Democrats, fresh off their victories in the presidential race and Georgia’s two Senate runoffs in January, are hoping to win the secretary of state’s office for themselves and foreclose postelection shenanigans. Bee Nguyen, a state legislator who holds the Atlanta seat once occupied by Stacey Abrams, declared her candidacy in May and is seen as a formidable contender. The daughter of Vietnamese refugees, Nguyen would be the first Asian American elected to statewide office in Georgia; she took the lead in knocking down Trump’s false charges about the election late last year. Abrams, who is likely to make a second run for governor, and the newly elected Senator Raphael Warnock could both be on the ballot, helping to juice Democratic turnout.

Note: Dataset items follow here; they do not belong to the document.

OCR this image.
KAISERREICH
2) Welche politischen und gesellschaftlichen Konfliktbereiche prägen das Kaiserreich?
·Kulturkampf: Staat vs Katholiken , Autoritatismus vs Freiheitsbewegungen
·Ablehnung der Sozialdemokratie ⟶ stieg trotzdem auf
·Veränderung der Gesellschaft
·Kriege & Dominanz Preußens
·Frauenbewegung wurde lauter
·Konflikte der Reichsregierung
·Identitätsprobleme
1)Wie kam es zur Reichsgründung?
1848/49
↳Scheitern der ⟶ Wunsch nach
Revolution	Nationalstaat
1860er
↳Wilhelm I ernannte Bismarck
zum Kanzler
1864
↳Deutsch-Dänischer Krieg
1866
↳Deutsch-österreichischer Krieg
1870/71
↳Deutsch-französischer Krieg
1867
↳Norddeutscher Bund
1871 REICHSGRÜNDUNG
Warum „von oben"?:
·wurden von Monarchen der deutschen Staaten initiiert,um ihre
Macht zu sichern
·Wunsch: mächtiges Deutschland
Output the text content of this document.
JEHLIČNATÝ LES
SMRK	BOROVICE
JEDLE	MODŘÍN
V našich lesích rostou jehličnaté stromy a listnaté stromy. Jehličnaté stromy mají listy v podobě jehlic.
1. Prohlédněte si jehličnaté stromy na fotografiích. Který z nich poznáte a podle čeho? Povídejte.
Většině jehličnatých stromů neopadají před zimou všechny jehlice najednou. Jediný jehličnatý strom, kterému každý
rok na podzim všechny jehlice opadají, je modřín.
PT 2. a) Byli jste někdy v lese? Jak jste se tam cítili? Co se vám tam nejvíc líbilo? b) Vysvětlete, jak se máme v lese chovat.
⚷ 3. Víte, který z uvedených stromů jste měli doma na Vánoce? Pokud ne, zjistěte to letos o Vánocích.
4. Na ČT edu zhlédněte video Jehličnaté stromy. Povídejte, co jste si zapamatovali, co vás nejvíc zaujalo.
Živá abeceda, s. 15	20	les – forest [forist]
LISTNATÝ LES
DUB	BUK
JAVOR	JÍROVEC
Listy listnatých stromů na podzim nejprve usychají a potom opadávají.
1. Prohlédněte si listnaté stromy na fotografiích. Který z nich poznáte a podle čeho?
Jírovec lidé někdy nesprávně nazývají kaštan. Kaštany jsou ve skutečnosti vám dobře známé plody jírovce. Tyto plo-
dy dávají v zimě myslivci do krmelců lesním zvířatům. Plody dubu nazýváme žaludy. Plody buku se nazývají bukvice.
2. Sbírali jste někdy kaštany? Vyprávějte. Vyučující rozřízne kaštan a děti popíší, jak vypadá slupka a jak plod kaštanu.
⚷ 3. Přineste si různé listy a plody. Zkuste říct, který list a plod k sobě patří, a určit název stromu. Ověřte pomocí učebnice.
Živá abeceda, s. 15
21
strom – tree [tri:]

Hice undoubtedly offers Democrats a richer target than Raffensperger, and his vulnerability in a general election goes beyond the perception that he would do Trump’s bidding. The congressman wrote a 2012 book that contains long, derogatory passages about gays and Muslims; he compares the push for same-sex marriage to incest and bestiality and asserts that Islam “does not deserve First Amendment protection.” In 2014, he told a local newspaper that he didn’t have a problem with women running for office “as long as the woman’s within the authority of her husband.” More recently, he was one of 21 House Republicans who voted against awarding congressional gold medals to the Capitol Police who protected lawmakers during the attack on January 6.
Raffensperger is trying to get back in his party’s good graces by defending the new law that Republican legislators passed in response to an election that he insists was “fair and honest.” The law bars the secretary of state from sending out mass applications for absentee ballots in the way that he did last year, and even Raffensperger says the provisions stripping power from his office are “retribution” for how he handled the election fallout. Still, he says he supports the law overall, particularly its requirement of photo IDs for mailed ballots. “When there’s a bill that’s 100 pages, there’ll be some items that you don’t support,” Raffensperger told me. He’s criticized the Biden administration for challenging the law in court, joining other Republicans in accusing Abrams and her allies of spreading “misinformation and lies.”
“I’m the most conservative secretary of state that’s ever been elected in Georgia,” he told me, as if to remind the voters who elected him in 2018 of why they did. Raffensperger endorsed Trump early in his bid for the presidency; while serving in the state legislature, Raffensperger was a right-wing irritant of the establishment party leaders.
For the moment, though, none of that matters, and he cuts a lonely figure in Georgia. Targeted by Trump and abandoned by the state party, Raffensperger has no prominent Republicans publicly in his corner, nor even much of a campaign apparatus. When I emailed the address listed on his campaign website to ask for an interview, my inquiry did not go to a volunteer or a spokesperson but to Raffensperger himself, who answered directly. The most revealing part of our half-hour conversation came at the end, when I asked him who else could speak on his behalf—surrogates, allies, etc. Raffensperger paused for a few seconds and then chuckled nervously. His supporters, he explained, “are very private people” who probably wouldn’t want to talk publicly. He produced no names.